Der Gemeinderat hat folgenden Bauvorhaben zugestimmt:
10.1  Neubau Überdachung Müllcontainer, Flst. 49, Krähenbad-
        straße 2, Gemarkung Alpirsbach
10.2  
Anbau eines Balkons an das bestehende Wohnhaus, Flst.
        273/1, Ortsstraße 75, Gemarkung Reutin
        Bemerkung:
Vorbehaltlich der Stellungnahme des
        Ortschaftsrats
10.3 
Sanierungsmaßnahme mit Teilabbruch und Erweiterung
        Kindergarten Schillerstraße, Flst. 218/1, 221, 221/1 und 221/2,
        Schillertrasse 3, 5, 7, Gemarkung Alpirsbach
10.4 
Erstellung eines Carports und Freisitzes mit Dach, Flst. 129,
        Aischbachstraße 68, Gemarkung Alpirsbach
10.5  
Neubau einer landwirtschaftlichen Lagerhalle, Flst. 576/3,
        Zellertalstraße 46, Gemarkung Peterzell
        Bemerkung:
Der Ortschaftsrat hat in seiner Sitzung am
        30.06.2008 zugestimmt.

11.    Bekanntgaben

a)      Bürgermeister Ullrich gibt bekannt, dass für die
         Baumaßnahmen im Kindergarten Schillerstraße die
         Ingenieurleistungen an die Fachingenieure zu vergeben
       
 sind. Die Vergabe wird auf Vorschlag von Architekt Zeyher 
         durchgeführt.
         Der Gemeinderat nimmt dies zustimmend zur Kenntnis.

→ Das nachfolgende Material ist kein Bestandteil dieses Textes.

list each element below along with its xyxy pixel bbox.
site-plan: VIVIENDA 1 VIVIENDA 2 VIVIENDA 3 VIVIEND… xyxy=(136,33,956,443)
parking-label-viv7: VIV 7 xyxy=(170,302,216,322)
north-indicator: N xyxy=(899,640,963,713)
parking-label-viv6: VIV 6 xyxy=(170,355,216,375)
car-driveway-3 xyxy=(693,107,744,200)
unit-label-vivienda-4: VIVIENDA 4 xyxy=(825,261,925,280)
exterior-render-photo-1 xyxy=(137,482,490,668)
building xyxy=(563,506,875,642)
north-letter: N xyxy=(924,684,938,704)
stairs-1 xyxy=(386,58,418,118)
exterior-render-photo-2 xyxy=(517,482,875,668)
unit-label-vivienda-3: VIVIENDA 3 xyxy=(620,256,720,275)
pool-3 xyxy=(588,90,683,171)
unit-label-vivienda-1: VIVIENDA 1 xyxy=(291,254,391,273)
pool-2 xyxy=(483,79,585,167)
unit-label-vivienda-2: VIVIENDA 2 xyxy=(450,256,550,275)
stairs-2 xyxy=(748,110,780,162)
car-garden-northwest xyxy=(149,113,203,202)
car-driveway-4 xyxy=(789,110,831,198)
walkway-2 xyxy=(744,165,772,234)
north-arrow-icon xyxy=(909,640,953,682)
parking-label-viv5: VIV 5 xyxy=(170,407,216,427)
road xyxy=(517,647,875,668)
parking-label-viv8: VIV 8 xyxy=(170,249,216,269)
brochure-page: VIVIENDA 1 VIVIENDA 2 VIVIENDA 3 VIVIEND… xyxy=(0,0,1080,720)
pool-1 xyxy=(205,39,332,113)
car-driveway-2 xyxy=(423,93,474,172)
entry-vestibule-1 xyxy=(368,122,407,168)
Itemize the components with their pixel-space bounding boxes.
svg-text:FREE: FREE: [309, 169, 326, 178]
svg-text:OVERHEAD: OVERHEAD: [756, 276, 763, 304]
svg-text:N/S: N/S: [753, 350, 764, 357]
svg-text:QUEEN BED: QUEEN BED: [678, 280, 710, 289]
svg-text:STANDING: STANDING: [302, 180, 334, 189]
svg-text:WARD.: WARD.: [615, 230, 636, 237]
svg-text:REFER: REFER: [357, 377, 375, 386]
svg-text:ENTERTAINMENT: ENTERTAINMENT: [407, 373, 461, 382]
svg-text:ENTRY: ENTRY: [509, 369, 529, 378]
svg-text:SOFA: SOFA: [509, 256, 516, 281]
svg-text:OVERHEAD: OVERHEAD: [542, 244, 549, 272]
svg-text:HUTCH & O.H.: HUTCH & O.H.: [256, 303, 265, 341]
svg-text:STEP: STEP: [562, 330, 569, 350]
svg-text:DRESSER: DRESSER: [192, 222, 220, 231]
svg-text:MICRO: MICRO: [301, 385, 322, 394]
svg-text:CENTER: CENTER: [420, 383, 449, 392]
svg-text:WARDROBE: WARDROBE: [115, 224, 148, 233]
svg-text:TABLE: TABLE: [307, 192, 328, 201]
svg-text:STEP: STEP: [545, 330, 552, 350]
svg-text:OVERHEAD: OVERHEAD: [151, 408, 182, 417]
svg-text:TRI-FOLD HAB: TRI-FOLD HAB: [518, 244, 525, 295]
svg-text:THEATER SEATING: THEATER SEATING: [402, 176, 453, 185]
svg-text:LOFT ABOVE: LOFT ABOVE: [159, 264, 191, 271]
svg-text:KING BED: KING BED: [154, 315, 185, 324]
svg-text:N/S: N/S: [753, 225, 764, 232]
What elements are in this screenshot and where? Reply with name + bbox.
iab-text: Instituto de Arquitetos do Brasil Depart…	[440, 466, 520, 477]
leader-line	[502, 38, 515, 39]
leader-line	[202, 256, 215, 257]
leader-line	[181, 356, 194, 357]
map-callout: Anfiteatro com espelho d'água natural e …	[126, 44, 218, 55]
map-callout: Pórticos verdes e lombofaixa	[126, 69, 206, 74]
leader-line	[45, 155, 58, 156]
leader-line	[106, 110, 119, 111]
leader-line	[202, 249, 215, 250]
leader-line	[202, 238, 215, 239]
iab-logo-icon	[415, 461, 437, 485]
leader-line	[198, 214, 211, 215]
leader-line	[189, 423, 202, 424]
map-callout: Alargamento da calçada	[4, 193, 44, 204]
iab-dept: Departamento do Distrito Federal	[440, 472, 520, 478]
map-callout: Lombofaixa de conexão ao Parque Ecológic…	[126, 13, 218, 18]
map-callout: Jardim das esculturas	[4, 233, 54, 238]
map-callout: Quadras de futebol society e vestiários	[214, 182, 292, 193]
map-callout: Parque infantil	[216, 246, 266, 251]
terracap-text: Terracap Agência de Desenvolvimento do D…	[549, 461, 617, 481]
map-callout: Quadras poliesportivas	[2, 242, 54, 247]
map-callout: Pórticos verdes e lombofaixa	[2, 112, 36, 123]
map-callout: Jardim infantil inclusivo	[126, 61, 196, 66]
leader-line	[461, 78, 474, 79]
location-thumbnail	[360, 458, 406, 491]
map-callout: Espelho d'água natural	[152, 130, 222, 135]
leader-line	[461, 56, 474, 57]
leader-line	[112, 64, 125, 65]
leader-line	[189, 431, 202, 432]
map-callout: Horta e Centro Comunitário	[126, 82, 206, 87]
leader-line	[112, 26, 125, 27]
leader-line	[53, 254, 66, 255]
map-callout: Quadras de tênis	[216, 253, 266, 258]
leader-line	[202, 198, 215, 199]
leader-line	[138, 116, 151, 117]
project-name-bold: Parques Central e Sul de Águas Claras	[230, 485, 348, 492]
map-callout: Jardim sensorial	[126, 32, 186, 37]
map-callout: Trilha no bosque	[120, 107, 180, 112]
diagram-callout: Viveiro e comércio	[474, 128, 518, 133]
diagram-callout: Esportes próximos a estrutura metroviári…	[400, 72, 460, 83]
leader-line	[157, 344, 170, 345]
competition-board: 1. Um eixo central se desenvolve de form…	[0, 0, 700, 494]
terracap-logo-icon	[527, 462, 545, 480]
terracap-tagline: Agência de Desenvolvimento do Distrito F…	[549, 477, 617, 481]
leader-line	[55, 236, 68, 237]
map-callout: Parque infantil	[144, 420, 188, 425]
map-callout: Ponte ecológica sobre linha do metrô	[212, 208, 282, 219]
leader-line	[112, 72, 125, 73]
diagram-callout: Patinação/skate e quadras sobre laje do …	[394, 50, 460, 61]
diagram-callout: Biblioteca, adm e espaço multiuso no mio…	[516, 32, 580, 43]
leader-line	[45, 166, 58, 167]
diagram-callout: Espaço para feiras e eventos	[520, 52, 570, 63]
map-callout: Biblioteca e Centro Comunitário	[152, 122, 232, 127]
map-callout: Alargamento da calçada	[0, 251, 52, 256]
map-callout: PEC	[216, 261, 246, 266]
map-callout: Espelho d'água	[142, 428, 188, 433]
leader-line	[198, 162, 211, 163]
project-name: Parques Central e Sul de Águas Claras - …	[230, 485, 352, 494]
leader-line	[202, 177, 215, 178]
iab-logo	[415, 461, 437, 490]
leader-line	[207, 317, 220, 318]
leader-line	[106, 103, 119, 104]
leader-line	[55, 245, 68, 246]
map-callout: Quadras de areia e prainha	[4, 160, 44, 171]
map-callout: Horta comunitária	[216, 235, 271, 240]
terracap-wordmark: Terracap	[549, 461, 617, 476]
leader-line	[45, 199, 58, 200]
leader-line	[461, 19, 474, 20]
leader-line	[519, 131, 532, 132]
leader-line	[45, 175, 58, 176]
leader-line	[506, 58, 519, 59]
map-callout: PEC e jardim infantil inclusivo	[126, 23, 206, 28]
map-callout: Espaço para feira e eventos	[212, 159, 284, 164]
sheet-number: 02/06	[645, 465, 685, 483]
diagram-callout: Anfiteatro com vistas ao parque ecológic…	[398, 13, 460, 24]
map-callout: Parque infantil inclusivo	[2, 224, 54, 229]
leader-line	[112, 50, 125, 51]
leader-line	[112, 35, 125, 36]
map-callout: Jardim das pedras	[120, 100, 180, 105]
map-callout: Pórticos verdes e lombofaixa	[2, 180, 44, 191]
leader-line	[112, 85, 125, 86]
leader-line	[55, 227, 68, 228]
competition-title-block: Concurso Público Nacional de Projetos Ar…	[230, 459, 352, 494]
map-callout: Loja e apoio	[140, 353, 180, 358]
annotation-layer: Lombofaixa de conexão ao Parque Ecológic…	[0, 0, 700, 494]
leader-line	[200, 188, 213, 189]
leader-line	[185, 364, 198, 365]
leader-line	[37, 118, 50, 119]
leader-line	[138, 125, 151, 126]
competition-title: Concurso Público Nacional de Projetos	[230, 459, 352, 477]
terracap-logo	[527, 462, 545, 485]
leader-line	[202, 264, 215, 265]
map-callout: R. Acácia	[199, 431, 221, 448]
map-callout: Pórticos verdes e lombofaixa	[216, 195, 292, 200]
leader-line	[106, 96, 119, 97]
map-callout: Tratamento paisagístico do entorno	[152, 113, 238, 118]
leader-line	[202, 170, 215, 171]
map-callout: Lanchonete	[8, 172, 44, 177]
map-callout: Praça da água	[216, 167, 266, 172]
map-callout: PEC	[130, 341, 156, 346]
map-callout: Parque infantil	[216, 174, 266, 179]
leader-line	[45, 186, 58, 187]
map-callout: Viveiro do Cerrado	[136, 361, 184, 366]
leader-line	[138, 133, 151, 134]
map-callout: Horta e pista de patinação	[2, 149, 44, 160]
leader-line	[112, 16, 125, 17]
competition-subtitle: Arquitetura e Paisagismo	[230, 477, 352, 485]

b)      Bürgermeister Ullrich berichtet weiter, dass Haushaltsmittel für
         die Erarbeitung einer Rathauskonzeption aus dem Jahr 2007
         nach 2008 übertragen wurden. Diese Konzeption soll nun
        gemeinsam mit der Verwaltung und mit Architekten erarbeitet
        werden. Über die Entwicklungen wird das Gremium regelmäßig
        unterrichtet.

c)     Das Gremium hat in seiner nichtöffentlichen Sitzung
        Beschluss gefasst
über:
        - die Besoldung des Bürgermeister nach der Besoldungsgruppe
          A 15,
        - e
inen Grundstückverkauf im Gewerbegebiet „Grundegert“,
          Peterzell
        - 
die Ermächtigung der Verwaltung zur Führung von
          Verhandlungen mit einer ortsansässigen Firma über deren
          Ansiedlung im Gewerbegebiet „Grundegert“.